L'océan mondial joue un rôle majeur dans le fonctionnement des enveloppes superficielles de la Terre. Par exemple, les masses d'eaux océaniques transportent la chaleur des basses aux hautes latitudes (impact climatique régional et global), les eaux tropicales alimentent les masses d'air humides par évaporation (impact hydrologique sur les continents, y compris sur l'érosion des reliefs), et les océans affectent le cycle global du carbone à travers notamment la dynamique de la production carbonatée (impact sur la pCO2 atmosphérique globale). Les océans sont également profondément affectés par les perturbations climatiques et atmosphériques. Par exemple, l'émission massive de CO2 dans l'atmosphère (d'origine volcanique, de combustion de la biomasse ou autre), entraîne l'acidification des océans dont les effets sur la biodiversité marine peuvent être particulièrement néfastes et modifie le niveau de préservation des carbonates (CCD, profondeur au-dessous de laquelle les carbonates sont entièrement dissous). Au Mésozoïque et au Cénozoïque, l'augmentation de la pCO2 enregistrée dans les archives sédimentaires a entraîné des réchauffement globaux majeurs de courte durées (de l'ordre de quelques dizaines à quelques centaines de milliers d'années) appelés événements hyper-thermiques (EH), tels que les « Oceanic Anoxic Events » (OAE) du Jurassique et Crétacé, ou le « Paleocene Eocene Thermal Maximum » (PETM), et qui ont impacté la biosphère marine et continentale (Hemmo et al., 2012). La mise en place de ces événements implique d'importantes variations dans les transferts d'éléments entre les différents réservoirs impliqués (croute-manteau/océans/continents), et qui sont d'importance majeure car impliqués à la fois dans la régulation de la pCO2 et dans la production primaire océanique.
 
Toutefois, ces flux sont encore très mal connus et des travaux préliminaires réalisés au sein de l'UMR 5276 montrent qu'une partie de ces transferts peuvent être caractérisés en utilisant les isotopes du Calcium des restes squelettiques d’organismes marins.
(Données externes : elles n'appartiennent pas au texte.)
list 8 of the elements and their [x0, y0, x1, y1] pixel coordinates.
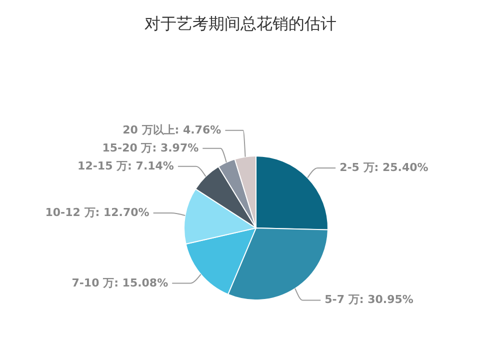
- slice-label: 2-5 万: 25.40%: [340, 160, 428, 174]
- slice-label: 12-15 万: 7.14%: [78, 159, 174, 172]
- chart-title: 对于艺考期间总花销的估计: [144, 14, 336, 33]
- slice-label: 20 万以上: 4.76%: [122, 123, 222, 136]
- slice-label: 7-10 万: 15.08%: [72, 276, 168, 290]
- slice-label: 10-12 万: 12.70%: [45, 206, 150, 220]
- slice-label: 5-7 万: 30.95%: [324, 293, 414, 306]
- slice-label: 15-20 万: 3.97%: [102, 141, 199, 154]
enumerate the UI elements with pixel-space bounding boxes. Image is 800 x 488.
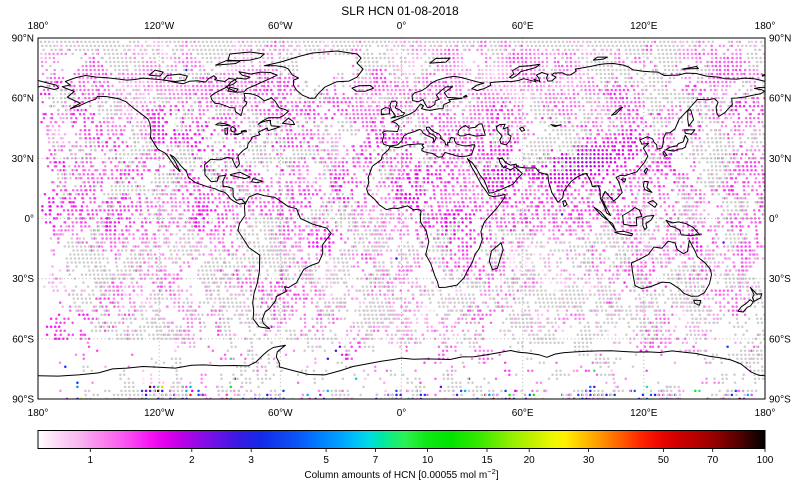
svg-text:60°W: 60°W <box>268 408 293 419</box>
svg-text:90°N: 90°N <box>12 34 34 45</box>
svg-text:90°S: 90°S <box>12 395 34 406</box>
svg-text:3: 3 <box>248 455 254 466</box>
svg-text:180°: 180° <box>755 21 776 32</box>
svg-text:90°N: 90°N <box>769 34 791 45</box>
svg-text:Column amounts of HCN [0.00055: Column amounts of HCN [0.00055 mol m−2] <box>304 467 498 482</box>
svg-text:60°S: 60°S <box>12 334 34 345</box>
svg-text:100: 100 <box>757 455 774 466</box>
svg-text:50: 50 <box>658 455 670 466</box>
svg-text:0°: 0° <box>397 21 407 32</box>
svg-text:20: 20 <box>524 455 536 466</box>
svg-text:30°S: 30°S <box>769 274 791 285</box>
svg-text:180°: 180° <box>755 408 776 419</box>
svg-text:5: 5 <box>323 455 329 466</box>
svg-text:70: 70 <box>707 455 719 466</box>
svg-text:60°W: 60°W <box>268 21 293 32</box>
svg-text:2: 2 <box>189 455 195 466</box>
svg-text:90°S: 90°S <box>769 395 791 406</box>
svg-text:30°N: 30°N <box>769 154 791 165</box>
svg-text:60°E: 60°E <box>512 408 534 419</box>
svg-text:30°S: 30°S <box>12 274 34 285</box>
svg-text:60°N: 60°N <box>769 94 791 105</box>
svg-text:15: 15 <box>481 455 493 466</box>
svg-text:0°: 0° <box>397 408 407 419</box>
svg-text:120°E: 120°E <box>630 408 658 419</box>
svg-text:120°E: 120°E <box>630 21 658 32</box>
svg-text:60°S: 60°S <box>769 334 791 345</box>
svg-text:1: 1 <box>88 455 94 466</box>
svg-text:60°E: 60°E <box>512 21 534 32</box>
svg-text:SLR HCN 01-08-2018: SLR HCN 01-08-2018 <box>341 4 459 18</box>
svg-text:0°: 0° <box>769 214 779 225</box>
svg-text:120°W: 120°W <box>144 21 175 32</box>
svg-text:180°: 180° <box>28 408 49 419</box>
svg-text:180°: 180° <box>28 21 49 32</box>
svg-text:0°: 0° <box>24 214 34 225</box>
svg-text:7: 7 <box>373 455 379 466</box>
svg-text:30°N: 30°N <box>12 154 34 165</box>
svg-text:10: 10 <box>422 455 434 466</box>
svg-text:120°W: 120°W <box>144 408 175 419</box>
svg-text:60°N: 60°N <box>12 94 34 105</box>
svg-text:30: 30 <box>583 455 595 466</box>
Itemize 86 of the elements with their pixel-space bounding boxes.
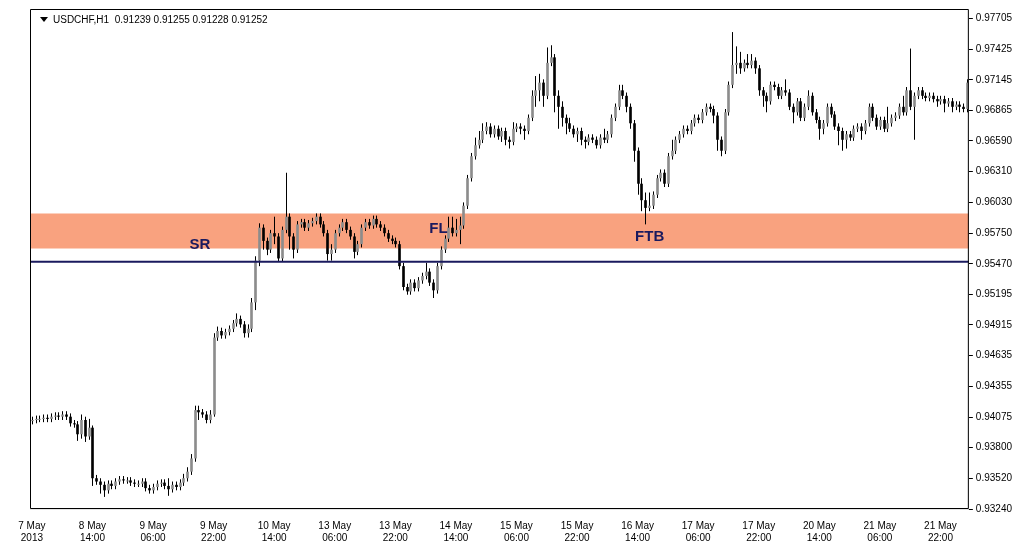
candlestick xyxy=(788,88,791,111)
y-tick-label: 0.94075 xyxy=(975,410,1013,422)
candlestick xyxy=(326,229,329,262)
candlestick xyxy=(909,48,912,111)
y-tick-label: 0.96590 xyxy=(975,134,1013,146)
candlestick xyxy=(644,192,647,225)
x-tick-label: 20 May 14:00 xyxy=(802,519,836,543)
candlestick xyxy=(542,78,545,108)
y-tick-label: 0.93800 xyxy=(975,441,1013,453)
candlestick xyxy=(277,232,280,263)
candlestick xyxy=(671,139,674,161)
candlestick xyxy=(190,453,193,476)
y-tick-label: 0.95195 xyxy=(975,287,1013,299)
x-tick-label: 10 May 14:00 xyxy=(257,519,291,543)
candlestick xyxy=(735,45,738,75)
candlestick xyxy=(80,414,83,440)
candlestick xyxy=(629,103,632,130)
candlestick xyxy=(508,135,511,150)
candlestick xyxy=(432,278,435,299)
text: USDCHF,H1 0.91239 0.91255 0.91228 0.91252 xyxy=(53,14,268,25)
x-tick-label: 15 May 06:00 xyxy=(500,519,533,543)
candlestick xyxy=(731,31,734,89)
y-tick-label: 0.96310 xyxy=(975,165,1013,177)
x-tick-label: 17 May 22:00 xyxy=(742,519,776,543)
x-tick-label: 7 May 2013 xyxy=(18,519,46,543)
y-tick-label: 0.93240 xyxy=(975,502,1013,514)
y-tick-label: 0.93520 xyxy=(975,471,1013,483)
candlestick xyxy=(285,172,288,234)
y-tick-label: 0.94915 xyxy=(975,318,1013,330)
candlestick xyxy=(523,124,526,141)
candlestick xyxy=(440,245,443,270)
candlestick xyxy=(273,216,276,245)
y-tick-label: 0.97425 xyxy=(975,42,1013,54)
candlestick xyxy=(762,86,765,108)
candlestick xyxy=(402,262,405,291)
candlestick xyxy=(625,92,628,113)
x-tick-label: 14 May 14:00 xyxy=(439,519,473,543)
y-tick-label: 0.97705 xyxy=(975,12,1013,24)
x-tick-label: 17 May 06:00 xyxy=(681,519,715,543)
candlestick xyxy=(758,64,761,97)
candlestick xyxy=(398,240,401,270)
y-tick-label: 0.95750 xyxy=(975,226,1013,238)
y-tick-label: 0.97145 xyxy=(975,73,1013,85)
candlestick xyxy=(474,137,477,161)
candlestick xyxy=(905,86,908,117)
candlestick xyxy=(769,81,772,106)
x-tick-label: 8 May 14:00 xyxy=(78,519,107,543)
x-tick-label: 13 May 06:00 xyxy=(318,519,352,543)
candlestick xyxy=(807,89,810,111)
x-tick-label: 13 May 22:00 xyxy=(378,519,412,543)
candlestick xyxy=(527,114,530,135)
annotation: FTB xyxy=(635,226,665,244)
candlestick xyxy=(292,232,295,259)
candlestick xyxy=(902,95,905,117)
x-tick-label: 21 May 06:00 xyxy=(863,519,897,543)
candlestick xyxy=(557,89,560,130)
y-tick-label: 0.95470 xyxy=(975,257,1013,269)
candlestick xyxy=(360,223,363,248)
candlestick xyxy=(451,216,454,237)
x-tick-label: 9 May 06:00 xyxy=(139,519,167,543)
x-tick-label: 16 May 14:00 xyxy=(621,519,654,543)
x-tick-label: 21 May 22:00 xyxy=(924,519,957,543)
x-tick-label: 15 May 22:00 xyxy=(560,519,594,543)
candlestick xyxy=(841,127,844,152)
candlestick xyxy=(610,114,613,139)
annotation: FL xyxy=(429,219,448,237)
candlestick xyxy=(720,135,723,157)
y-tick-label: 0.96030 xyxy=(975,196,1013,208)
x-tick-label: 9 May 22:00 xyxy=(199,519,228,543)
candlestick xyxy=(837,122,840,146)
candlestick xyxy=(470,152,473,183)
ref-line-label: SR xyxy=(189,235,211,253)
candlestick xyxy=(792,103,795,124)
candlestick xyxy=(913,92,916,141)
candlestick xyxy=(334,229,337,254)
candlestick xyxy=(262,223,265,251)
y-tick-label: 0.94355 xyxy=(975,380,1013,392)
candlestick xyxy=(538,73,541,102)
y-tick-label: 0.96865 xyxy=(975,104,1013,116)
candlestick xyxy=(739,51,742,75)
candlestick xyxy=(84,416,87,443)
candlestick xyxy=(826,103,829,128)
y-tick-label: 0.94635 xyxy=(975,349,1013,361)
candlestick xyxy=(811,92,814,117)
candlestick xyxy=(648,192,651,212)
candlestick xyxy=(561,100,564,128)
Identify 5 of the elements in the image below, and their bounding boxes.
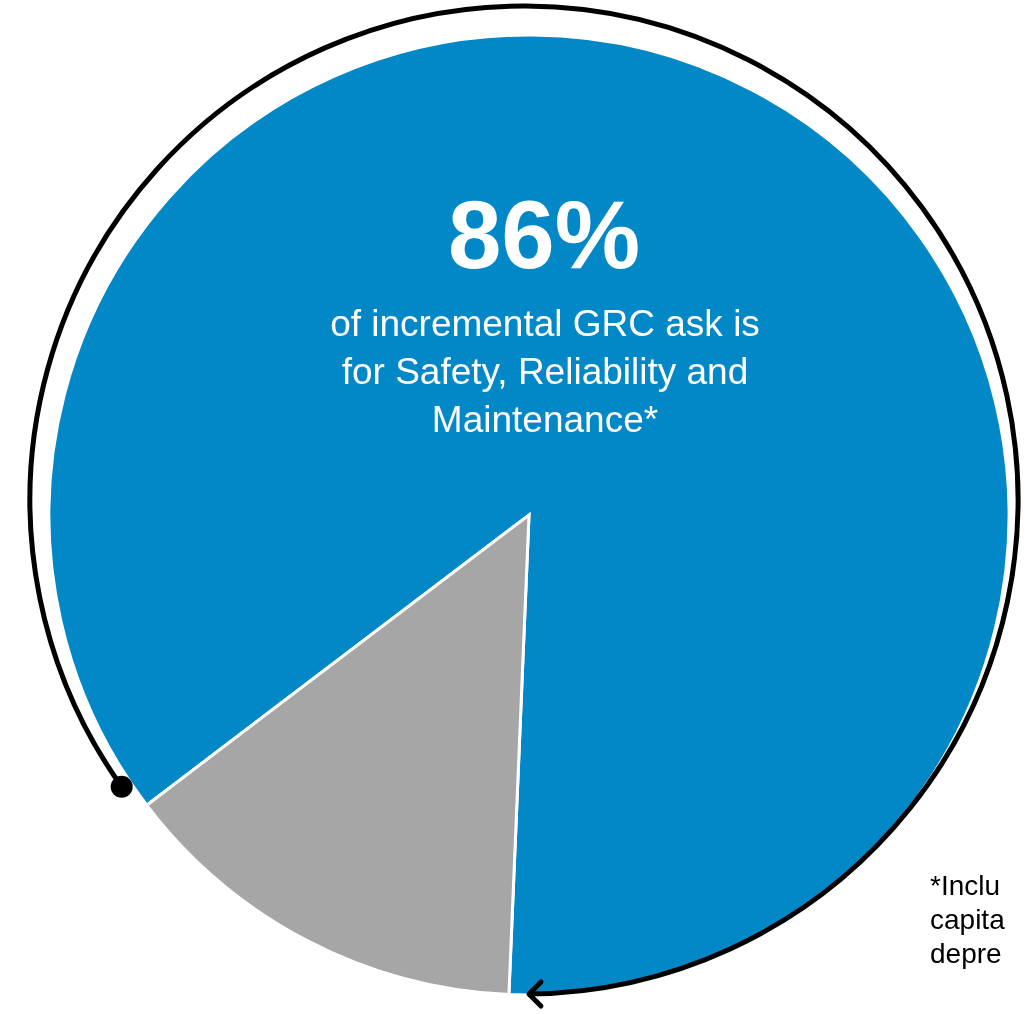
text: *Inclu	[930, 870, 1001, 902]
text: depre	[930, 938, 1002, 970]
text: of incremental GRC ask is for Safety, Reliability and Maintenance*	[329, 302, 761, 442]
text: 86%	[446, 180, 642, 290]
text: capita	[930, 904, 1005, 936]
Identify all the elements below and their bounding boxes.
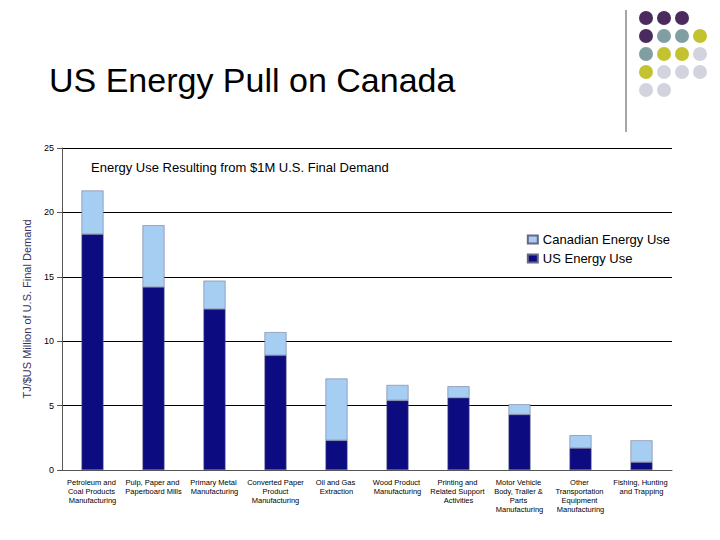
svg-text:Manufacturing: Manufacturing xyxy=(69,496,117,505)
svg-text:US Energy Pull on Canada: US Energy Pull on Canada xyxy=(49,61,455,99)
svg-text:Body, Trailer &: Body, Trailer & xyxy=(494,487,545,496)
svg-text:Manufacturing: Manufacturing xyxy=(252,496,300,505)
svg-text:Motor Vehicle: Motor Vehicle xyxy=(496,478,544,487)
svg-text:Paperboard Mills: Paperboard Mills xyxy=(125,487,182,496)
svg-text:Manufacturing: Manufacturing xyxy=(496,505,544,514)
svg-text:Other: Other xyxy=(570,478,591,487)
svg-text:Oil and Gas: Oil and Gas xyxy=(316,478,358,487)
svg-text:Related Support: Related Support xyxy=(430,487,486,496)
svg-text:Extraction: Extraction xyxy=(320,487,353,496)
svg-text:Fishing, Hunting: Fishing, Hunting xyxy=(613,478,669,487)
svg-text:US Energy Use: US Energy Use xyxy=(543,251,633,266)
svg-text:and Trapping: and Trapping xyxy=(620,487,664,496)
svg-text:5: 5 xyxy=(49,401,54,411)
svg-text:TJ/$US Million of U.S. Final D: TJ/$US Million of U.S. Final Demand xyxy=(21,219,33,398)
svg-text:Printing and: Printing and xyxy=(437,478,479,487)
svg-text:Coal Products: Coal Products xyxy=(68,487,117,496)
svg-text:Pulp, Paper and: Pulp, Paper and xyxy=(126,478,182,487)
svg-text:Manufacturing: Manufacturing xyxy=(191,487,239,496)
svg-text:Product: Product xyxy=(260,487,290,496)
svg-text:Equipment: Equipment xyxy=(562,496,600,505)
svg-text:Energy Use Resulting from $1M: Energy Use Resulting from $1M U.S. Final… xyxy=(91,160,389,175)
svg-text:10: 10 xyxy=(44,336,54,346)
svg-text:Manufacturing: Manufacturing xyxy=(557,505,605,514)
svg-text:Primary Metal: Primary Metal xyxy=(190,478,238,487)
svg-text:Converted Paper: Converted Paper xyxy=(247,478,304,487)
svg-text:0: 0 xyxy=(49,465,54,475)
svg-text:Canadian Energy Use: Canadian Energy Use xyxy=(543,232,670,247)
svg-text:Parts: Parts xyxy=(510,496,530,505)
svg-text:Petroleum and: Petroleum and xyxy=(67,478,118,487)
svg-text:15: 15 xyxy=(44,272,54,282)
svg-text:Wood Product: Wood Product xyxy=(373,478,422,487)
svg-text:Activities: Activities xyxy=(444,496,474,505)
svg-text:20: 20 xyxy=(44,207,54,217)
svg-text:Transportation: Transportation xyxy=(555,487,605,496)
svg-text:25: 25 xyxy=(44,143,54,153)
svg-text:Manufacturing: Manufacturing xyxy=(374,487,422,496)
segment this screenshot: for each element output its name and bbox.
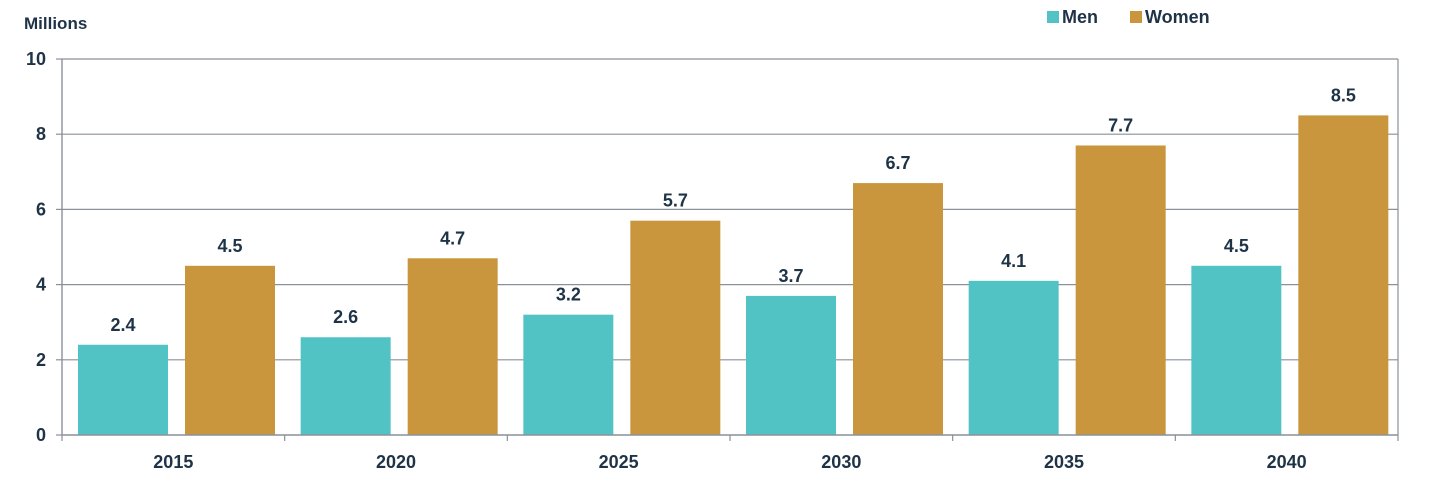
bar-men-2040 — [1191, 265, 1282, 435]
x-tick-label: 2035 — [1044, 452, 1084, 472]
bar-men-2030 — [746, 295, 836, 435]
x-tick-label: 2015 — [153, 452, 193, 472]
data-label: 4.7 — [440, 228, 465, 248]
data-label: 8.5 — [1331, 85, 1356, 105]
y-tick-label: 2 — [36, 350, 46, 370]
x-tick-label: 2030 — [821, 452, 861, 472]
legend-swatch-men — [1047, 11, 1059, 23]
data-label: 2.4 — [110, 315, 135, 335]
data-label: 3.7 — [778, 266, 803, 286]
data-label: 4.5 — [1224, 236, 1249, 256]
x-tick-labels: 2015 2020 2025 2030 2035 2040 — [153, 452, 1306, 472]
data-label: 5.7 — [663, 191, 688, 211]
bar-women-2035 — [1075, 145, 1166, 436]
x-tick-label: 2040 — [1267, 452, 1307, 472]
bar-men-2025 — [523, 314, 614, 435]
legend: Men Women — [1047, 7, 1210, 27]
y-axis-label: Millions — [24, 14, 87, 33]
y-tick-label: 4 — [36, 275, 46, 295]
y-tick-label: 8 — [36, 124, 46, 144]
x-tick-label: 2020 — [376, 452, 416, 472]
data-label: 3.2 — [556, 285, 581, 305]
bar-men-2015 — [78, 344, 168, 435]
axes — [56, 58, 1399, 441]
bar-men-2035 — [968, 280, 1059, 435]
y-tick-label: 6 — [36, 199, 46, 219]
bar-women-2025 — [630, 220, 721, 435]
data-label: 6.7 — [885, 153, 910, 173]
bar-women-2015 — [185, 265, 275, 435]
data-labels: 2.4 4.5 2.6 4.7 3.2 5.7 3.7 6.7 4.1 7.7 4.5 8.5 — [110, 85, 1355, 334]
y-tick-label: 10 — [26, 49, 46, 69]
y-tick-label: 0 — [36, 425, 46, 445]
data-label: 7.7 — [1108, 115, 1133, 135]
data-label: 2.6 — [333, 307, 358, 327]
y-tick-labels: 0 2 4 6 8 10 — [26, 49, 46, 445]
bar-women-2030 — [853, 183, 943, 435]
x-tick-label: 2025 — [599, 452, 639, 472]
bar-women-2040 — [1298, 115, 1389, 436]
bar-men-2020 — [300, 337, 391, 435]
bars — [78, 115, 1389, 436]
legend-label-men: Men — [1062, 7, 1098, 27]
data-label: 4.5 — [217, 236, 242, 256]
bar-women-2020 — [407, 258, 498, 435]
legend-swatch-women — [1130, 11, 1142, 23]
gridlines — [62, 58, 1398, 361]
legend-label-women: Women — [1145, 7, 1210, 27]
data-label: 4.1 — [1001, 251, 1026, 271]
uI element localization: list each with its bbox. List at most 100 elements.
Les rapports isotopiques du Ca reflètent en effet ceux des océans, eux-mêmes  contrôlés par l’équilibre entre flux entrants (des continents vers les océans par érosion continentale) et sortants (des océans vers la croûte par sédimentation carbonatée). L'étude isotopique de l’OAE du Toarcien a montré que la libération de 40000 Gt de Carbone mantélique a conduit à une augmentation du taux d'érosion de plus de 500%, expliquant eutrophisation et anoxie observées, et provoquant un stockage massif de Calcium et de Carbone par biocalcification (Brazier et al., soumis).